وَاعْتَصِمُواْ بِحَبْلِ اللّهِ جَمِيعاً وَلاَ تَفَرَّقُواْوَاذْكُرُواْ نِعْمَتَ اللّهِ عَلَيْكُمْ إِذْ كُنتُمْ أَعْدَاء فَأَلَّفَ بَيْنَ قُلُوبِكُمْفَأَصْبَحْتُم بِنِعْمَتِهِ إِخْوَاناً وَكُنتُمْ عَلَىَ شَفَا حُفْرَةٍ مِّنَ النَّارِفَأَنقَذَكُم مِّنْهَا كَذَلِكَ يُبَيِّنُ اللّهُ لَكُمْ آيَاتِهِ لَعَلَّكُمْ تَهْتَدُونَ
“Hep birlikte Allah’ın ipine (Kur’an’a) sımsıkı sarılın. Parçalanıp bölünmeyin. Allah’ın size olan nimetini hatırlayın. Hani sizler birbirinize düşmanlar idiniz de O, kalplerinizi birleştirmişti. İşte O’nun bu nimeti sayesinde kardeşler olmuştunuz. Yine siz, bir ateş çukurunun tam kenarında idiniz de O sizi oradan kurtarmıştı. İşte Allah size âyetlerini böyle apaçık bildiriyor ki doğru yola eresiniz.” (Al-i İmran, 3/103)

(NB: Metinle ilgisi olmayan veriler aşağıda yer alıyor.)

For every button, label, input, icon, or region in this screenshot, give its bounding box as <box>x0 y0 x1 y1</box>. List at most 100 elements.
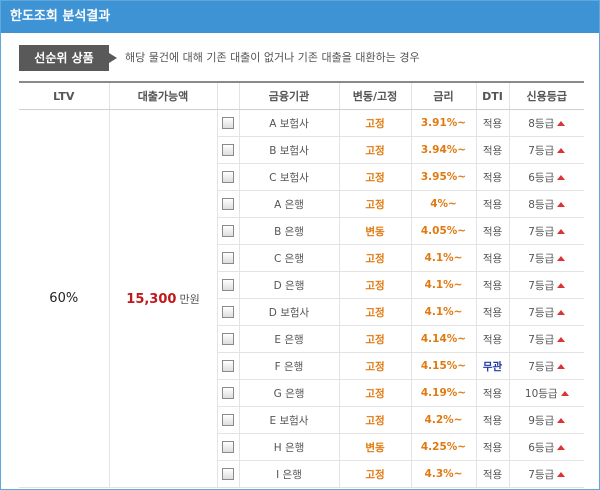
select-cell <box>216 379 239 407</box>
table-row: 60% 15,300 만원 A 보험사 고정 3.91%~ 적용 8등급 <box>19 109 584 488</box>
row-checkbox[interactable] <box>222 414 234 426</box>
credit-grade-text: 7등급 <box>528 279 555 292</box>
dti-cell: 적용 <box>475 163 509 191</box>
rate-cell: 3.94%~ <box>410 136 476 164</box>
select-cell <box>216 325 239 353</box>
row-checkbox[interactable] <box>222 333 234 345</box>
header-select <box>216 81 239 110</box>
dti-cell: 적용 <box>475 298 509 326</box>
loan-amount: 15,300 만원 <box>108 109 217 488</box>
row-checkbox[interactable] <box>222 468 234 480</box>
select-cell <box>216 217 239 245</box>
up-triangle-icon <box>557 417 566 423</box>
dti-cell: 적용 <box>475 271 509 299</box>
rate-type-cell: 고정 <box>338 460 411 488</box>
table-row: C 은행 고정 4.1%~ 적용 7등급 <box>19 244 584 272</box>
panel-title: 한도조회 분석결과 <box>1 1 599 33</box>
rate-cell: 4.05%~ <box>410 217 476 245</box>
table-row: G 은행 고정 4.19%~ 적용 10등급 <box>19 379 584 407</box>
up-triangle-icon <box>557 255 566 261</box>
up-triangle-icon <box>557 309 566 315</box>
credit-grade-cell: 7등급 <box>508 136 584 164</box>
rate-cell: 4.3%~ <box>410 460 476 488</box>
rate-cell: 4%~ <box>410 190 476 218</box>
select-cell <box>216 460 239 488</box>
row-checkbox[interactable] <box>222 306 234 318</box>
select-cell <box>216 433 239 461</box>
institution-cell: H 은행 <box>238 433 339 461</box>
rate-type-cell: 고정 <box>338 352 411 380</box>
rate-type-cell: 변동 <box>338 433 411 461</box>
up-triangle-icon <box>560 390 569 396</box>
select-cell <box>216 406 239 434</box>
rate-type-cell: 고정 <box>338 109 411 137</box>
up-triangle-icon <box>557 363 566 369</box>
dti-cell: 적용 <box>475 244 509 272</box>
institution-cell: E 보험사 <box>238 406 339 434</box>
header-rate-type: 변동/고정 <box>338 81 411 110</box>
table-row: H 은행 변동 4.25%~ 적용 6등급 <box>19 433 584 461</box>
credit-grade-text: 7등급 <box>528 333 555 346</box>
rate-type-cell: 고정 <box>338 325 411 353</box>
institution-cell: C 은행 <box>238 244 339 272</box>
row-checkbox[interactable] <box>222 360 234 372</box>
row-checkbox[interactable] <box>222 252 234 264</box>
select-cell <box>216 298 239 326</box>
header-rate: 금리 <box>410 81 476 110</box>
rate-type-cell: 고정 <box>338 136 411 164</box>
rate-type-cell: 고정 <box>338 190 411 218</box>
header-dti: DTI <box>475 81 509 110</box>
dti-cell: 적용 <box>475 406 509 434</box>
credit-grade-text: 8등급 <box>528 117 555 130</box>
table-header-row: LTV 대출가능액 금융기관 변동/고정 금리 DTI 신용등급 <box>19 81 584 110</box>
up-triangle-icon <box>557 444 566 450</box>
dti-cell: 적용 <box>475 325 509 353</box>
credit-grade-cell: 7등급 <box>508 460 584 488</box>
credit-grade-cell: 7등급 <box>508 244 584 272</box>
row-checkbox[interactable] <box>222 225 234 237</box>
up-triangle-icon <box>557 147 566 153</box>
up-triangle-icon <box>557 201 566 207</box>
credit-grade-text: 6등급 <box>528 441 555 454</box>
dti-cell: 적용 <box>475 136 509 164</box>
rate-type-cell: 고정 <box>338 163 411 191</box>
loan-table: LTV 대출가능액 금융기관 변동/고정 금리 DTI 신용등급 60% 15,3… <box>19 81 584 488</box>
row-checkbox[interactable] <box>222 279 234 291</box>
institution-cell: C 보험사 <box>238 163 339 191</box>
credit-grade-text: 8등급 <box>528 198 555 211</box>
rate-type-cell: 변동 <box>338 217 411 245</box>
rate-type-cell: 고정 <box>338 406 411 434</box>
dti-cell: 적용 <box>475 109 509 137</box>
credit-grade-text: 7등급 <box>528 360 555 373</box>
up-triangle-icon <box>557 336 566 342</box>
loan-amount-value: 15,300 <box>126 291 177 307</box>
header-credit-grade: 신용등급 <box>508 81 584 110</box>
institution-cell: E 은행 <box>238 325 339 353</box>
rate-cell: 4.1%~ <box>410 244 476 272</box>
select-cell <box>216 136 239 164</box>
up-triangle-icon <box>557 282 566 288</box>
row-checkbox[interactable] <box>222 198 234 210</box>
institution-cell: A 보험사 <box>238 109 339 137</box>
rate-type-cell: 고정 <box>338 379 411 407</box>
dti-cell: 적용 <box>475 433 509 461</box>
institution-cell: B 보험사 <box>238 136 339 164</box>
rate-cell: 4.15%~ <box>410 352 476 380</box>
credit-grade-cell: 7등급 <box>508 325 584 353</box>
rate-type-cell: 고정 <box>338 244 411 272</box>
dti-cell: 적용 <box>475 379 509 407</box>
row-checkbox[interactable] <box>222 387 234 399</box>
row-checkbox[interactable] <box>222 171 234 183</box>
row-checkbox[interactable] <box>222 117 234 129</box>
table-row: D 은행 고정 4.1%~ 적용 7등급 <box>19 271 584 299</box>
select-cell <box>216 190 239 218</box>
table-row: A 은행 고정 4%~ 적용 8등급 <box>19 190 584 218</box>
credit-grade-cell: 6등급 <box>508 163 584 191</box>
credit-grade-text: 6등급 <box>528 171 555 184</box>
row-checkbox[interactable] <box>222 144 234 156</box>
credit-grade-cell: 6등급 <box>508 433 584 461</box>
rate-cell: 4.1%~ <box>410 271 476 299</box>
credit-grade-text: 7등급 <box>528 306 555 319</box>
row-checkbox[interactable] <box>222 441 234 453</box>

Ayrılıklar ateş çukurunun yanında olmaktır.
Ayrılıklar ayetin ifadesiyle ateş çukurunun yanında olmaktır. Ateş çukurunun yanında dolaşanlar ise ateşe düşme ihtimalleri çok yüksek olanlardır. Bu sebeple Müslümanlar namazda nasıl ki saflarını sık ve düzgün tutuyorlarsa, sosyal hayatta ve devletlerarası ilişkilerde de saflarını sık ve düzgün tutmalıdır. Sevgili Peygamberimiz (s.a.s) aramızdaki saflarımızı ayrık bırakmamızdan dolayı şeytanların gireceğini bildiriyor. İşte geçmiş dönemde de Müslümanların hatalarından dolayı başlarına gelen problemleri yeniden yaşamaya başladık. Geçmiş birkaç yıl ise acı tecrübelerin bir daha yaşandığı yıllar oldu. Şimdi yeni bir muhasebe ile sizlere seslenmek istiyorum. Yeniden mi acı tecrübeleri yaşayalım? Müslümanların halleri perişanken yeni fitnelere imkân vererek daha da perişan bir hale gelelim?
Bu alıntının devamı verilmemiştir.